44 years among women in 2009. Japan may be one of the most eminent
countries where many SBI-0206965 clinical trial people live to an advanced age because more than 50% of Japanese people survive over 80 years. As average life expectancy lengthens, the number of geriatric patients who need emergency abdominal surgery will increase. Compared with elective surgery, emergency abdominal surgery is associated with increased morbidity and mortality, especially in elderly patients [1–6]. Thus, elderly patients with abdominal surgical emergency may be at risk for severe and life-threatening conditions because of medical Ferrostatin-1 manufacturer comorbidities, insufficient screening, unrecognized symptoms, and inadequate overall access to the health care system . In this study, geriatric patients were limited to those aged 80 years or older because of increasing life expectancy in Japanese people. The aim of the
present study was to report our experience with emergency abdominal surgery in the elderly patients and to identify risk factors that have an impact on mortality in these patients.
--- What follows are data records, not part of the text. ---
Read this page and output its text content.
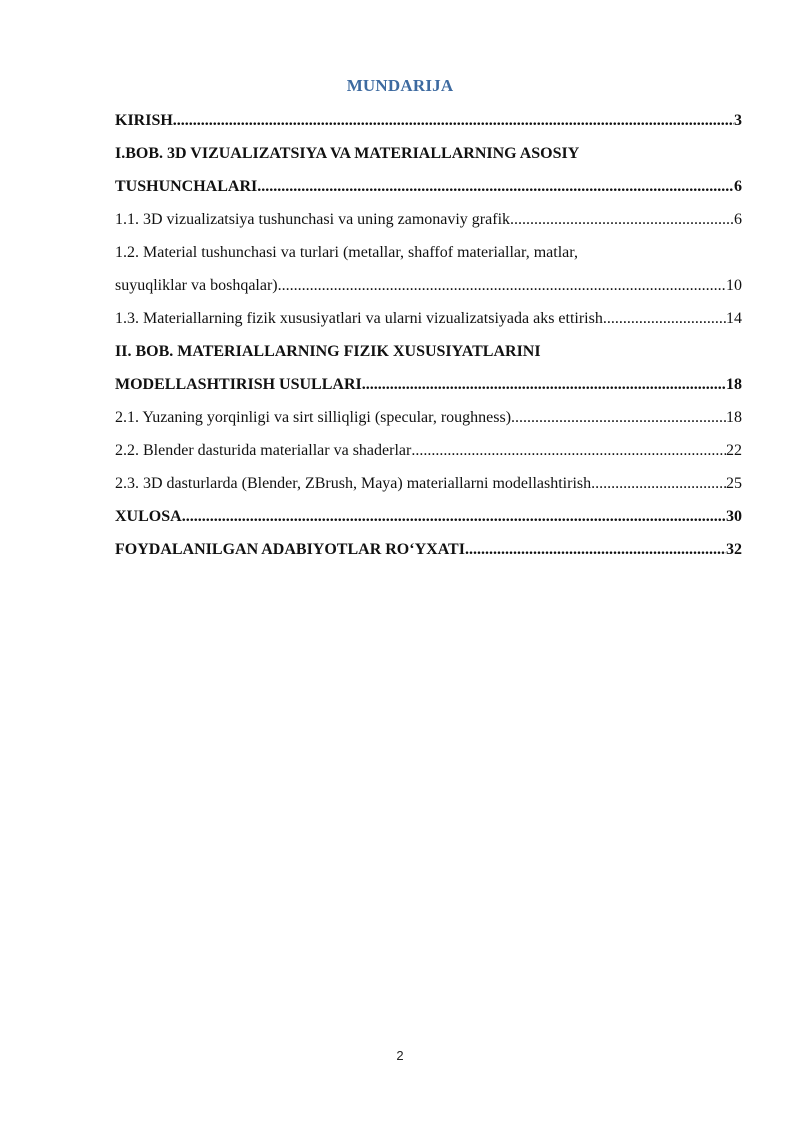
MUNDARIJA
KIRISH .....	3
I.BOB. 3D VIZUALIZATSIYA VA MATERIALLARNING ASOSIY
TUSHUNCHALARI .....	6
1.1. 3D vizualizatsiya tushunchasi va uning zamonaviy grafik .....	6
1.2. Material tushunchasi va turlari (metallar, shaffof materiallar, matlar,
suyuqliklar va boshqalar) .....	10
1.3. Materiallarning fizik xususiyatlari va ularni vizualizatsiyada aks ettirish .....	14
II. BOB. MATERIALLARNING FIZIK XUSUSIYATLARINI
MODELLASHTIRISH USULLARI .....	18
2.1. Yuzaning yorqinligi va sirt silliqligi (specular, roughness) .....	18
2.2. Blender dasturida materiallar va shaderlar .....	22
2.3. 3D dasturlarda (Blender, ZBrush, Maya) materiallarni modellashtirish .....	25
XULOSA .....	30
FOYDALANILGAN ADABIYOTLAR RO‘YXATI .....	32
2
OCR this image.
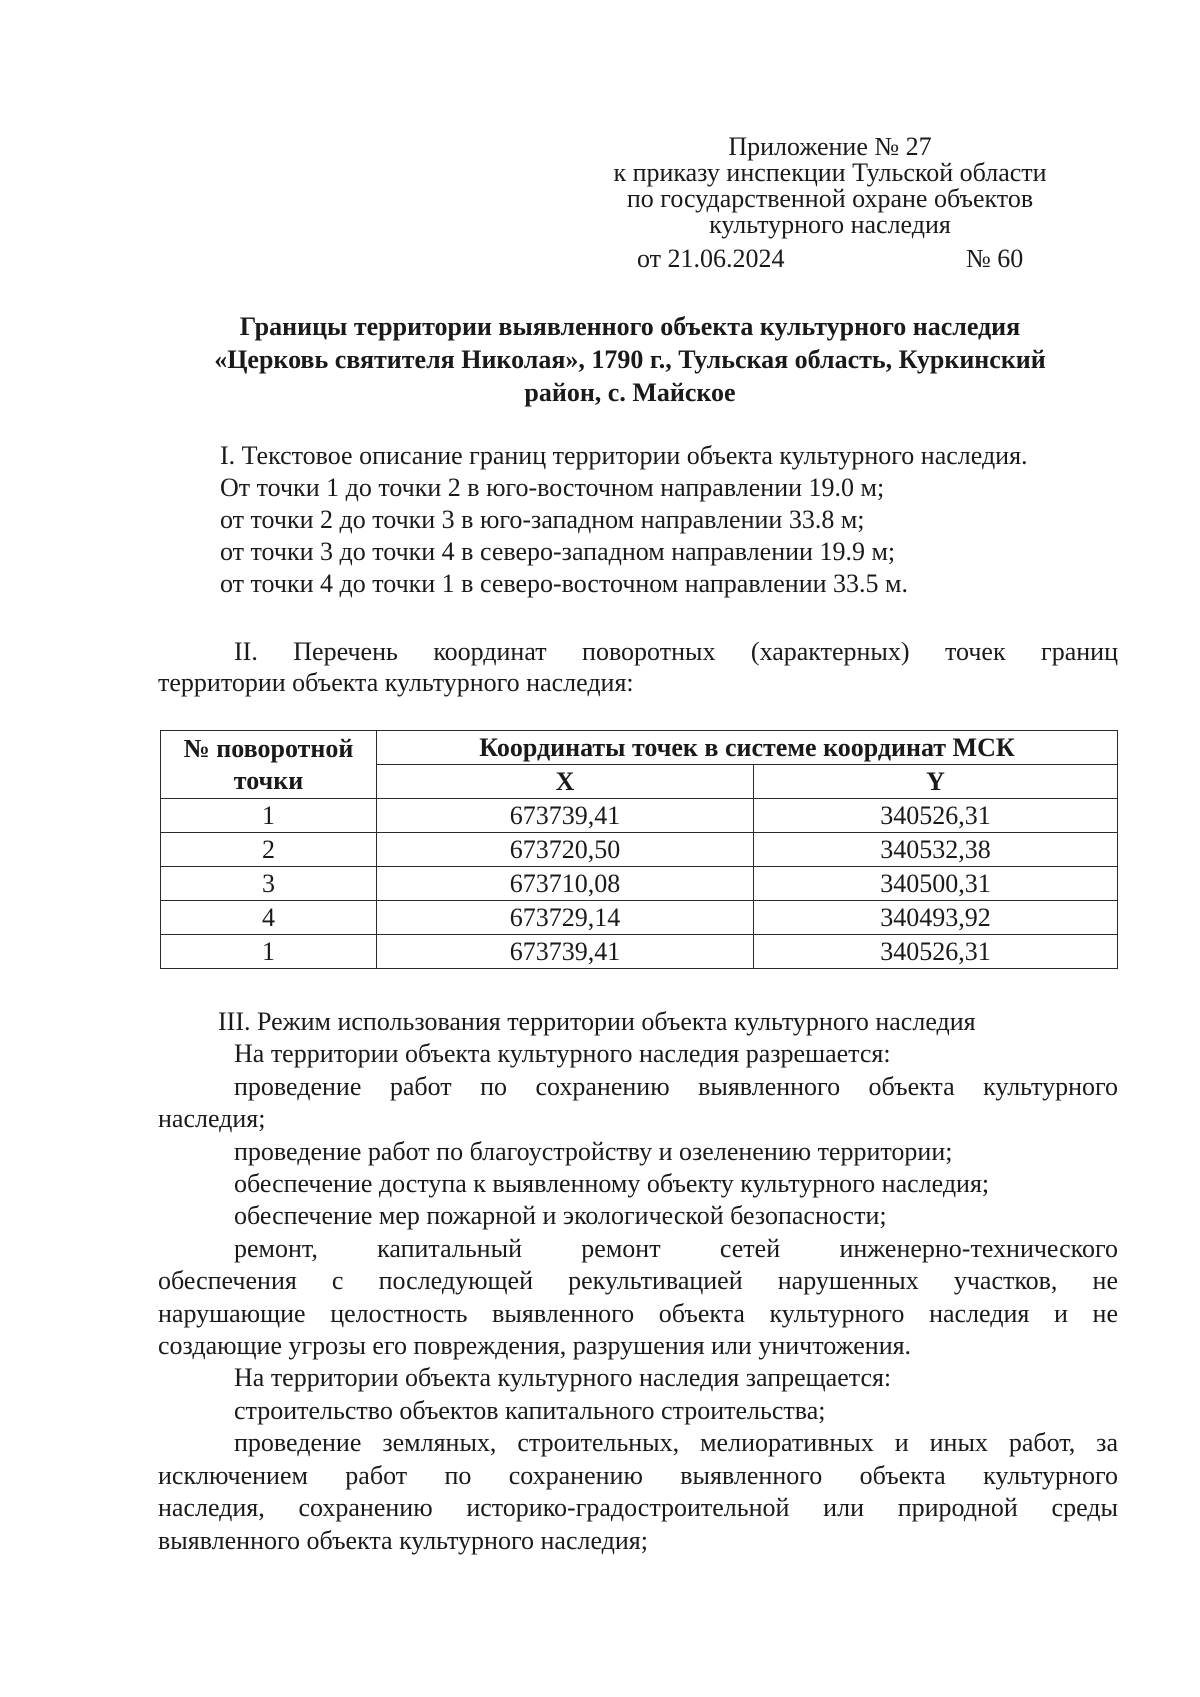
Приложение № 27
к приказу инспекции Тульской области
по государственной охране объектов
культурного наследия
от 21.06.2024	№ 60
Границы территории выявленного объекта культурного наследия
«Церковь святителя Николая», 1790 г., Тульская область, Куркинский
район, с. Майское
I. Текстовое описание границ территории объекта культурного наследия.
От точки 1 до точки 2 в юго-восточном направлении 19.0 м;
от точки 2 до точки 3 в юго-западном направлении 33.8 м;
от точки 3 до точки 4 в северо-западном направлении 19.9 м;
от точки 4 до точки 1 в северо-восточном направлении 33.5 м.
II. Перечень координат поворотных (характерных) точек границ
территории объекта культурного наследия:
№ поворотной точки	Координаты точек в системе координат МСК	
	X	Y
1	673739,41	340526,31
2	673720,50	340532,38
3	673710,08	340500,31
4	673729,14	340493,92
1	673739,41	340526,31
III. Режим использования территории объекта культурного наследия
На территории объекта культурного наследия разрешается:
проведение работ по сохранению выявленного объекта культурного
наследия;
проведение работ по благоустройству и озеленению территории;
обеспечение доступа к выявленному объекту культурного наследия;
обеспечение мер пожарной и экологической безопасности;
ремонт, капитальный ремонт сетей инженерно-технического
обеспечения с последующей рекультивацией нарушенных участков, не
нарушающие целостность выявленного объекта культурного наследия и не
создающие угрозы его повреждения, разрушения или уничтожения.
На территории объекта культурного наследия запрещается:
строительство объектов капитального строительства;
проведение земляных, строительных, мелиоративных и иных работ, за
исключением работ по сохранению выявленного объекта культурного
наследия, сохранению историко-градостроительной или природной среды
выявленного объекта культурного наследия;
Methods Ninety-four patients ages 80 years PF-01367338 nmr or over who underwent emergency surgery for acute abdominal disease at our institutions between 2001 and 2010 were enrolled in this study. They included 36 men (38.3%) and 58 women (61.7%) ages 80–104 years (mean, 85.6 years). Of the 94 patients, 71 (75.5%) had co-existing medical diseases such as hypertension in 44 patients (46.8%), chronic heart disease in 17 (18.1%), chronic obstructive pulmonary disease (COPD) in 14 (14.9%), cerebrovascular disease and DM in 11 (11.7%) respectively, chronic renal failure in 6 (6.4%), and others in 12 (12.8%). Of the 71 patients with concomitant medical disease, 32 had 1 medical disease and 39 had 2 or more additional medical problems. The Eastern Cooperative Oncology over Group (ECOG) performance status score , which reflects the daily living abilities of the patient was estimated for these patients and the results were as follows: 2 patients were with grade 0, 28 with grade
1, 48 with grade 2, 13 with grade 3, and 3 with grade 4 (Table 1). Of the 94 patients, 76 (80.9%) underwent emergency surgery within 48 hours after admission. The other18 patients (e.g., those with acute cholecystitis, intestinal obstruction due to adhesion) were first treated conservatively, and only when the conservative treatment failed did they undergo surgery. Table 1 Of the 94 patients, 71 (75.5%) had co-existing medical diseases such as hypertension in 44 patients (46.8%), chronic heart disease in 17 (18.1%), chronic obstructive pulmonary disease (COPD) in 14 (14.9%), cerebrovascular disease and DM in 11 (11.7%) respectively, chronic renal failure in 6 (6.4%), and others in 12 (12.8%) Variables n (%) Age 80-104 years (mean: 85.6) Gender Male 36 (38.3%) Female 58 (61.7%) Co-existing medical disease Hypertension 44 (46.8%) Chronic heart disease 17 (18.1%) COPD 14 (14.9%) Cerebrovascular disease 11 (11.7%) DM 11 (11.7%) Chronic renal failure 6 (6.